Monday, July 21, 2008

Tender is the Night

Author: F. Scott Fitzgerald
Year: 1934

It’s hard to read Tender Is the Night without paralleling it to The Great Gatsby as well as Fitzgerald’s personal life. In a sense, this novel is another account of the eventual frustration and defeat of the American dream. Unfortunately, it does not dazzle in the same way that Gatsby does, and while the writing is solid and the plot compelling, Tender Is the Night falls far short of achieving the same level of transcendence.

The novel begins with an interesting bit of misdirection, placing the reader in the shoes of young starlet Rosemary Hoyt as she meets the true main characters, Dick and Nicole Diver. Dick Diver is a supreme example of American promise, but despite all his intelligence and privilege, his story ends much like that of Jay Gatsby. The relationship between the Divers (clearly echoing many aspects of Fitzgerald and his wife Zelda) is at times heartbreaking and exhilarating, but most often seems like a detached clinical study. I suppose this treatment may be an intended reflection of the Divers’ own detachment, but it manages to make the novel frustratingly distant in many sections. Most compelling is the subtly changing dynamic of the couple: through the course of the novel we see Nicole’s slow recovery while witnessing a parallel regression in Dick. It is as if her well-being is necessitated upon his gradual destruction.

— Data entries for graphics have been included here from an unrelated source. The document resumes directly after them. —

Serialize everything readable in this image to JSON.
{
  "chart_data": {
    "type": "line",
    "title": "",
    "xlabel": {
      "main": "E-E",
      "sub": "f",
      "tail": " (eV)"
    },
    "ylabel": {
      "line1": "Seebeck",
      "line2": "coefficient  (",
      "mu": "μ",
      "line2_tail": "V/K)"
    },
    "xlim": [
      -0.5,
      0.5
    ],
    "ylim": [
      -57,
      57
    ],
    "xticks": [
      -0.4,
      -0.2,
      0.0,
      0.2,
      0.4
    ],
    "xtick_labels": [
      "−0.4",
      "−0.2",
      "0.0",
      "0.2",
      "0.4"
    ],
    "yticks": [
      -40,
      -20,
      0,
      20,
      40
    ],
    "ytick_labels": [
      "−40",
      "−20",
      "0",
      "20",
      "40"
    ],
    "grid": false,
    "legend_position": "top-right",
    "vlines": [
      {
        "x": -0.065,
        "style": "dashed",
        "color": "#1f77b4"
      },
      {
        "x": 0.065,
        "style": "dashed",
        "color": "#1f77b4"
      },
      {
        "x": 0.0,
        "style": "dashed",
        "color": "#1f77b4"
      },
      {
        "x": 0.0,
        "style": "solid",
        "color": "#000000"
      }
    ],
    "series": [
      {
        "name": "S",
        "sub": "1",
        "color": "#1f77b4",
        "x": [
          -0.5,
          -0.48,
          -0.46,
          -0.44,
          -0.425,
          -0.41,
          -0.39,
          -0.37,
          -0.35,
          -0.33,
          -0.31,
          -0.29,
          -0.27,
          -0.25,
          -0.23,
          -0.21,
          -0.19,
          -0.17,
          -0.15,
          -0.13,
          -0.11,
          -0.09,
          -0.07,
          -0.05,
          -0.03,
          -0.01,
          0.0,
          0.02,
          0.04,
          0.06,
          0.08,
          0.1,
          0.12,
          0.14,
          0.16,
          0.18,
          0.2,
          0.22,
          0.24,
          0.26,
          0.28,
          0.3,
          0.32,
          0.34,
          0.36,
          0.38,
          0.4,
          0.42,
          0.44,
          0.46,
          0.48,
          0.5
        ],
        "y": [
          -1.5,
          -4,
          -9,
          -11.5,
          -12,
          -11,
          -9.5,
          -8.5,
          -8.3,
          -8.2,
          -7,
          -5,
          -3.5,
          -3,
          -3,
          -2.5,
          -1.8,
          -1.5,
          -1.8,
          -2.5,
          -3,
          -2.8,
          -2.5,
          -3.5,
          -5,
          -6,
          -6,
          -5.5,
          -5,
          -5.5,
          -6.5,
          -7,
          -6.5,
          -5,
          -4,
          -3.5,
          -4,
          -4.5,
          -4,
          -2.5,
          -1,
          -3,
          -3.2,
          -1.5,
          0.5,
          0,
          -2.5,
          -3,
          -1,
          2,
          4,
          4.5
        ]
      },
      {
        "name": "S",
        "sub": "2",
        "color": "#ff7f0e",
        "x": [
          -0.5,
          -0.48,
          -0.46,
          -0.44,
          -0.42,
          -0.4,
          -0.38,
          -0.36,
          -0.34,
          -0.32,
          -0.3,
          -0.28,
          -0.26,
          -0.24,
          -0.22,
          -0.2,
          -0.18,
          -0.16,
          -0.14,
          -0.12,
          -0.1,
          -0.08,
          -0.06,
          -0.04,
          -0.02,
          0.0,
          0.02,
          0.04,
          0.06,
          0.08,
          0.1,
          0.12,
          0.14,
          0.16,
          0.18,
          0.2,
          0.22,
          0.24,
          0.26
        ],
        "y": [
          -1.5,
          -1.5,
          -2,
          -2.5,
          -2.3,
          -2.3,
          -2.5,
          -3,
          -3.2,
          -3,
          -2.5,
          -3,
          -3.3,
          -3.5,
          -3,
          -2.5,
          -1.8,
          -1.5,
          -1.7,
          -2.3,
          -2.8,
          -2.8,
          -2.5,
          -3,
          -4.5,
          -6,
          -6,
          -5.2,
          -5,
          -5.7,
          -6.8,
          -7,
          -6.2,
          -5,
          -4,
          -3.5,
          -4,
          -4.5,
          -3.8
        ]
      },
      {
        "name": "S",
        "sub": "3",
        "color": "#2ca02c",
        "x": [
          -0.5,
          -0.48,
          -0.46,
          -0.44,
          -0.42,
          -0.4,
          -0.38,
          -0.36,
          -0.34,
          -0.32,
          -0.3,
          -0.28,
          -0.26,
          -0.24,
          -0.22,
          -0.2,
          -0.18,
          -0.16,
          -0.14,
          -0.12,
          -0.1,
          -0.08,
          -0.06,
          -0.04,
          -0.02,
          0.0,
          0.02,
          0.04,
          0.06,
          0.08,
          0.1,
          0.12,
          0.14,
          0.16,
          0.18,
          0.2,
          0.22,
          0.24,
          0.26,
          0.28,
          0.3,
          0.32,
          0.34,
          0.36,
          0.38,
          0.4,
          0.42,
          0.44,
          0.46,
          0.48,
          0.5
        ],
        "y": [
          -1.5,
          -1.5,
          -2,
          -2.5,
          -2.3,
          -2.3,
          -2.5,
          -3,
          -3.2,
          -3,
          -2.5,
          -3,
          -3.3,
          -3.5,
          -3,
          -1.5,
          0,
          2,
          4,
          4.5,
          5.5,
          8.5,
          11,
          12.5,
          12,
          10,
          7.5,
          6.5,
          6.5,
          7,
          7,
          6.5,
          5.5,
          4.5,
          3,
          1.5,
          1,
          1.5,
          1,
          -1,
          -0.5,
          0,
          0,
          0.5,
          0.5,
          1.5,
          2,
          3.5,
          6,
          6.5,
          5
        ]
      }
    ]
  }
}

There are a few scattered moments of striking beauty and insight, like when Dick, with extraordinary self-perception, muses, “The strongest guard is placed at the gateway to nothing. . . . Maybe because the condition of emptiness is too shameful to be divulged.” Also, the ending notes possess a somber grace lacking in the rest of the novel, that one almost wants to begin again and re-experience the journey in a new light. But on the whole, the poetic encapsulation of American history and culture that is so prevalent in The Great Gatsby is woefully underrepresented here, leaving us with only another sad tale of the Lost Generation.